Воин все молчал, вдумываясь в слова старика. А тот продолжал злобно:

-- Где мужику от Москвы добро сыскать? Солнце, месяц с тверди небесной сринется, а холопская доля будет твердо стоять, может еще горше, чернее станет. Прислал нам некогда один из царей в гостинец земского старосту, драл бы он с нас, нищих да худоумных, что с овец, последнюю шкуру; от посулов наша мошиа вся в дырах стала; кого хочет, благодетель грабит. Послали нам из Москвы -- золотые маковки, земского целовальника {Земский целовальник (в последствии член земской управы).}, ан и этот еще сверх податей набрал, -- последние животы да рухлядишку от мужика унес. Прислал наш царь-батюшка свего воеводу, боярина набольшего, -- ну, и тот на уме держит: мошна к мошне; надобно на воеводстве не зевать, -- тащить с холопа, не ленясь, и барщину, и оброку и подати, и кормленья {Кормление -- оброк натурою: хлебом, скотом, рыбою, сеном и т. п.}. Тащит, тащит, милостивец, а как покажется мало, он на тебя аль какую небывальщину; взведет, а то судом стращает; где надобно, ласкать зачнет, к себе на двор зазывает: -- "Именины, сказывает, моей тещи, ступай пироги есть". А за те пироги неси поклонное: и самому воеводе, и воеводше, и теще, и деткам, и домочадцам, и всей челяди воеводской, -- кому рубль, а кому алтын с денежкой, не столько съешь, сколько заплатишь. А не ходи на пир, так тебя за что ни на есть в земскую, аль губную избу, в разбое, в душегубстве обвинят, на правеж поставят, а там тот же воевода; он те и жалобщик, он те и первый судья. Все там подкуплены, все посулами подмазаны; губные старосты тянут руку земских да воевод; с ними все посулы делят, а тебя в батоги, в батоги, в батоги!

Желна весь дрожал, как в трясовице {Трясовица -- лихорадка.} и размахивал руками у самого лица Воина. Он не дал ему вымолвить ни слова и продолжал хриплым натруженным голосом:

-- Рука руку моет. Нет у нас нигде управы, нигде заступы. Ты на кого бьешь челом, тот сам головщик {Головщик -- председатель.} в Суде. Мы и обдолжали великими долгами и, пометав дворы свои, разбрелись врозь, -- охудали. А те губные старосты да целовальники, да земские ярыжки еще в рост дают собранные с мира деньги. Просим мы выбрать из своих мужиков счетников {Счетники -- ревизоры.}, а нам на то место: не хотите ль, холопы, батоги?

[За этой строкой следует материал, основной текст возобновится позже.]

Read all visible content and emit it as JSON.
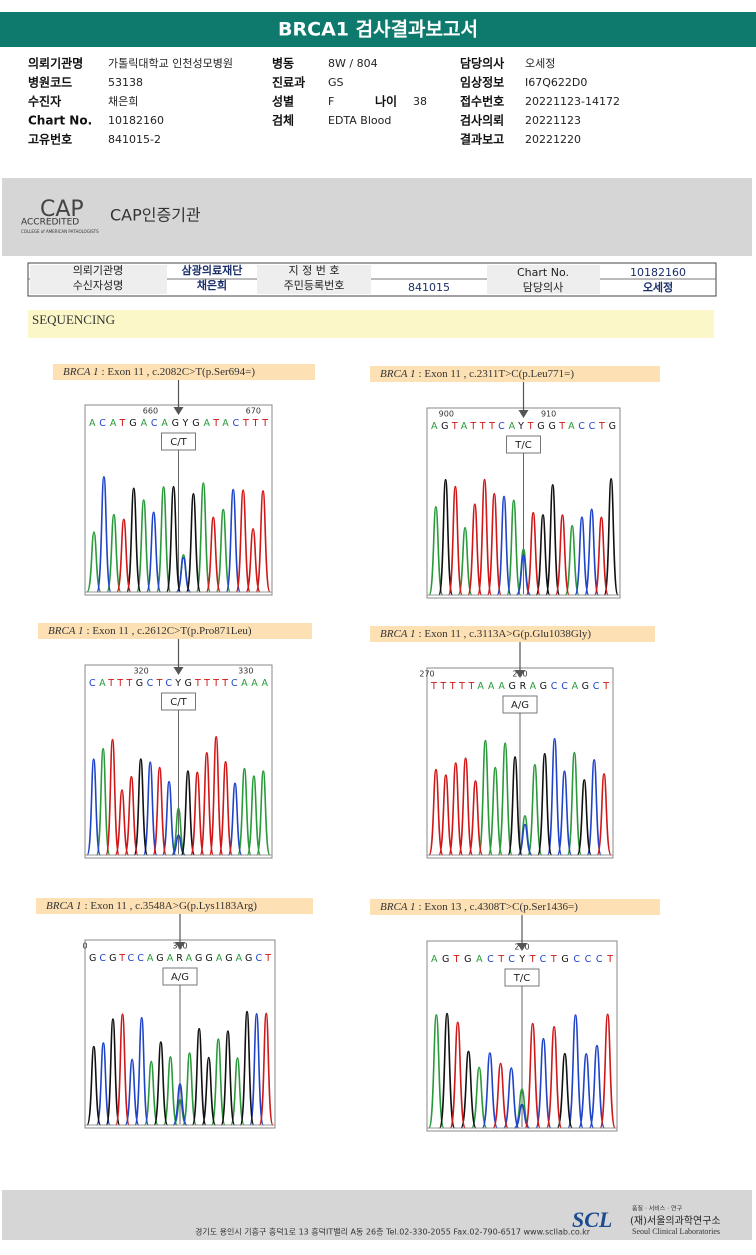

-- Послали б царю челобитную, -- вставил, наконец, слово Воин.

Глаза Кузьмы вспыхнули.

-- Куда челобитную? В царские же приказы? На волка волку? Эх, батюшка, по приказам-то полно своих волков посажено. Челобитную сожрут, коли она без посулов, а тобою закусят, как на правеж поставят.

Старик наклонился к самому лицу Воина и зловещим шопотом прошуршал в самое его ухо:

-- Не один Никон -- антихрист, но и царь... Царь только сперва хитрил, лукавил, будто то все дела Никона, а творил с ним за одно... Никон и царь -- два рога зверя лютого, дьявола; они пьют кровь нашу и пьяны от нее.

-- С ума спятил, старик! -- закричал с ужасом Воин.-- Какие речи непотребные лаешь!

Желна вдруг точно погас.

-- Вели меня за них в батоги, батюшка, -- дрябло прозвучал его голос.

-- Ступай, -- махнул рукою Воин и больше не захотел говорить со ждавшими его внизу, во дворе, крестьянами. Усталой походкой, едва волоча ноги, поплелся он с крыльца.